To get around this, I made use of a somewhat more niche package called pyxlsb, read the relevant row of the raw data for each country (fortunately formatting was constant across all country files), saved these as csv files before concatenating everything into a single pandas data frame, which is the neat processed_data.csv file in the GitHub repository.

Energy sources

While the Eurostat data provides statistics for every individual energy source, I decided to look one level up (e.g. solid fossil fuels instead of lignite and coal) as I was particularly interested in understanding the clusters of countries doing relatively better/worse at decarbonisation, and at the more aggregated level renewables are all treated together so won’t be separated on the plot. An examination of the data at the more granular level would be equally valid, and could help understand in more detail which countries rely more on e.g. hydropower versus wind and solar boom, however I leave this as an exercise for the interested reader.

t-SNE specification

Whilst t-SNE Is a powerful tool for visualisation, that same power gives it lots of flexibility and therefore ability to be misused and/or misread. This post on the great distill.pub site goes into detail on how to use and interpret t-SNE plots effectively, guidelines which I have attempted to follow when producing this.

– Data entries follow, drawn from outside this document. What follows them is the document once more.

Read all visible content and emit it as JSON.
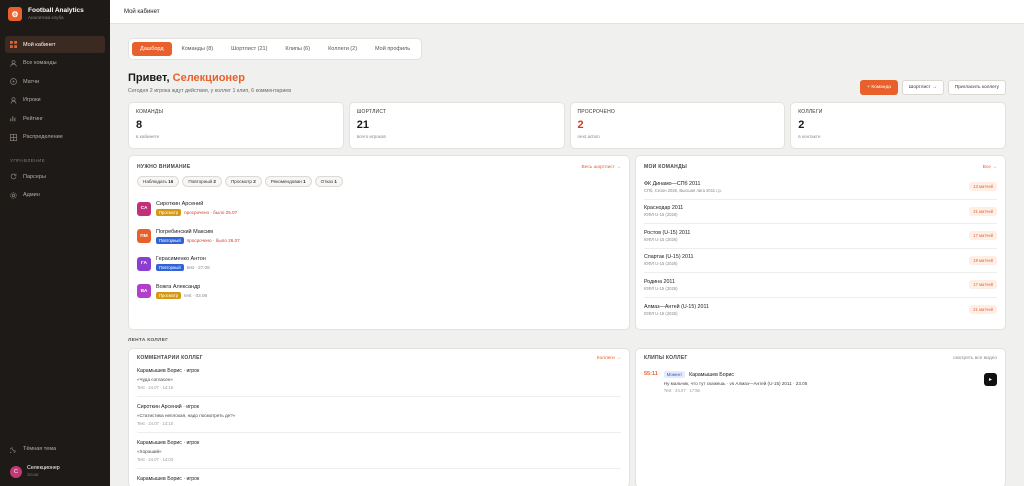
{
  "brand": {
    "title": "Football Analytics",
    "subtitle": "Аналитика клуба"
  },
  "nav": {
    "items": [
      {
        "label": "Мой кабинет",
        "icon": "grid-icon",
        "active": true
      },
      {
        "label": "Все команды",
        "icon": "users-icon"
      },
      {
        "label": "Матчи",
        "icon": "play-circle-icon"
      },
      {
        "label": "Игроки",
        "icon": "user-icon"
      },
      {
        "label": "Рейтинг",
        "icon": "chart-icon"
      },
      {
        "label": "Распределение",
        "icon": "grid-icon"
      }
    ],
    "section_label": "УПРАВЛЕНИЕ",
    "section_items": [
      {
        "label": "Парсеры",
        "icon": "refresh-icon"
      },
      {
        "label": "Админ",
        "icon": "gear-icon"
      }
    ]
  },
  "sidebar_bottom": {
    "theme_label": "Тёмная тема",
    "user_name": "Селекционер",
    "user_role": "Scout",
    "user_initial": "С"
  },
  "topbar": {
    "title": "Мой кабинет"
  },
  "tabs": [
    "Дашборд",
    "Команды (8)",
    "Шортлист (21)",
    "Клипы (6)",
    "Коллеги (2)",
    "Мой профиль"
  ],
  "greeting": {
    "prefix": "Привет, ",
    "name": "Селекционер",
    "subtitle": "Сегодня 2 игрока ждут действия, у коллег 1 клип, 6 комментариев"
  },
  "actions": {
    "primary": "+ Команда",
    "shortlist": "Шортлист →",
    "invite": "Пригласить коллегу"
  },
  "stats": [
    {
      "label": "КОМАНДЫ",
      "value": "8",
      "caption": "в кабинете"
    },
    {
      "label": "ШОРТЛИСТ",
      "value": "21",
      "caption": "всего игроков"
    },
    {
      "label": "ПРОСРОЧЕНО",
      "value": "2",
      "caption": "next action",
      "alert": true
    },
    {
      "label": "КОЛЛЕГИ",
      "value": "2",
      "caption": "в контакте"
    }
  ],
  "attention": {
    "title": "НУЖНО ВНИМАНИЕ",
    "link": "Весь шортлист →",
    "chips": [
      {
        "label": "Наблюдать",
        "count": "16"
      },
      {
        "label": "Повторный",
        "count": "2"
      },
      {
        "label": "Просмотр",
        "count": "2"
      },
      {
        "label": "Рекомендован",
        "count": "1"
      },
      {
        "label": "Отказ",
        "count": "1"
      }
    ],
    "players": [
      {
        "initials": "СА",
        "color": "#c2307a",
        "name": "Сироткин Арсений",
        "badge": "Просмотр",
        "badge_color": "#d49a16",
        "meta": "просрочено · было 25.07",
        "overdue": true
      },
      {
        "initials": "ПМ",
        "color": "#e8612c",
        "name": "Погребинский Максим",
        "badge": "Повторный",
        "badge_color": "#2f63d6",
        "meta": "просрочено · было 26.07",
        "overdue": true
      },
      {
        "initials": "ГА",
        "color": "#8a3fd1",
        "name": "Герасименко Антон",
        "badge": "Повторный",
        "badge_color": "#2f63d6",
        "meta": "test · 27.08",
        "overdue": false
      },
      {
        "initials": "ВА",
        "color": "#b23fc9",
        "name": "Вожга Александр",
        "badge": "Просмотр",
        "badge_color": "#d49a16",
        "meta": "test · 03.08",
        "overdue": false
      }
    ]
  },
  "my_teams": {
    "title": "МОИ КОМАНДЫ",
    "link": "Все →",
    "teams": [
      {
        "name": "ФК Динамо—СПб 2011",
        "sub": "СПб, Сезон 2026, Высшая лига 2011 г.р.",
        "badge": "13 матчей"
      },
      {
        "name": "Краснодар 2011",
        "sub": "ЮФЛ U-15 (2026)",
        "badge": "21 матчей"
      },
      {
        "name": "Ростов (U-15) 2011",
        "sub": "ЮФЛ U-15 (2026)",
        "badge": "17 матчей"
      },
      {
        "name": "Спартак (U-15) 2011",
        "sub": "ЮФЛ U-15 (2026)",
        "badge": "19 матчей"
      },
      {
        "name": "Родина 2011",
        "sub": "ЮФЛ U-15 (2026)",
        "badge": "17 матчей"
      },
      {
        "name": "Алмаз—Антей (U-15) 2011",
        "sub": "ЮФЛ U-15 (2026)",
        "badge": "21 матчей"
      }
    ]
  },
  "feed_title": "ЛЕНТА КОЛЛЕГ",
  "comments": {
    "title": "КОММЕНТАРИИ КОЛЛЕГ",
    "link": "Коллеги →",
    "items": [
      {
        "author": "Карамышев Борис · игрок",
        "quote": "«Чуда согласен»",
        "date": "Test · 24.07 · 14:16"
      },
      {
        "author": "Сироткин Арсений · игрок",
        "quote": "«Статистика неплохая, надо посмотреть де?»",
        "date": "Test · 24.07 · 14:10"
      },
      {
        "author": "Карамышев Борис · игрок",
        "quote": "«Хороший»",
        "date": "Test · 24.07 · 14:03"
      },
      {
        "author": "Карамышев Борис · игрок",
        "quote": "",
        "date": ""
      }
    ]
  },
  "clips": {
    "title": "КЛИПЫ КОЛЛЕГ",
    "link": "смотреть все видео",
    "items": [
      {
        "time": "55:11",
        "badge": "Момент",
        "author": "Карамышев Борис",
        "text": "Ну мальчик, что тут скажешь · vs Алмаз—Антей (U-15) 2011 · 23.05",
        "date": "Test · 24.07 · 17:56"
      }
    ]
  },
  "colors": {
    "accent": "#e8612c",
    "sidebar": "#1d1a18",
    "alert": "#d63b2a"
  }
}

One of the main conclusions of the distill paper is that the hyperparameters for t-SNE really matter. Specifically, the number of iterations must be set high enough to converge to a stable configuration. From experimenting with this value I found that 5,000 was plenty to achieve this. The perplexity, which (roughly) decides whether local or global aspects of the data dominate, also needs to be tuned carefully. Fortunately this is not too difficult to do in this case, as the results can be compared to our knowledge of the energy systems in European countries, and iterated until they seem to be a faithful representation of reality. In this case I find that 30 seems to give a good result, but slightly lower and higher values also work well.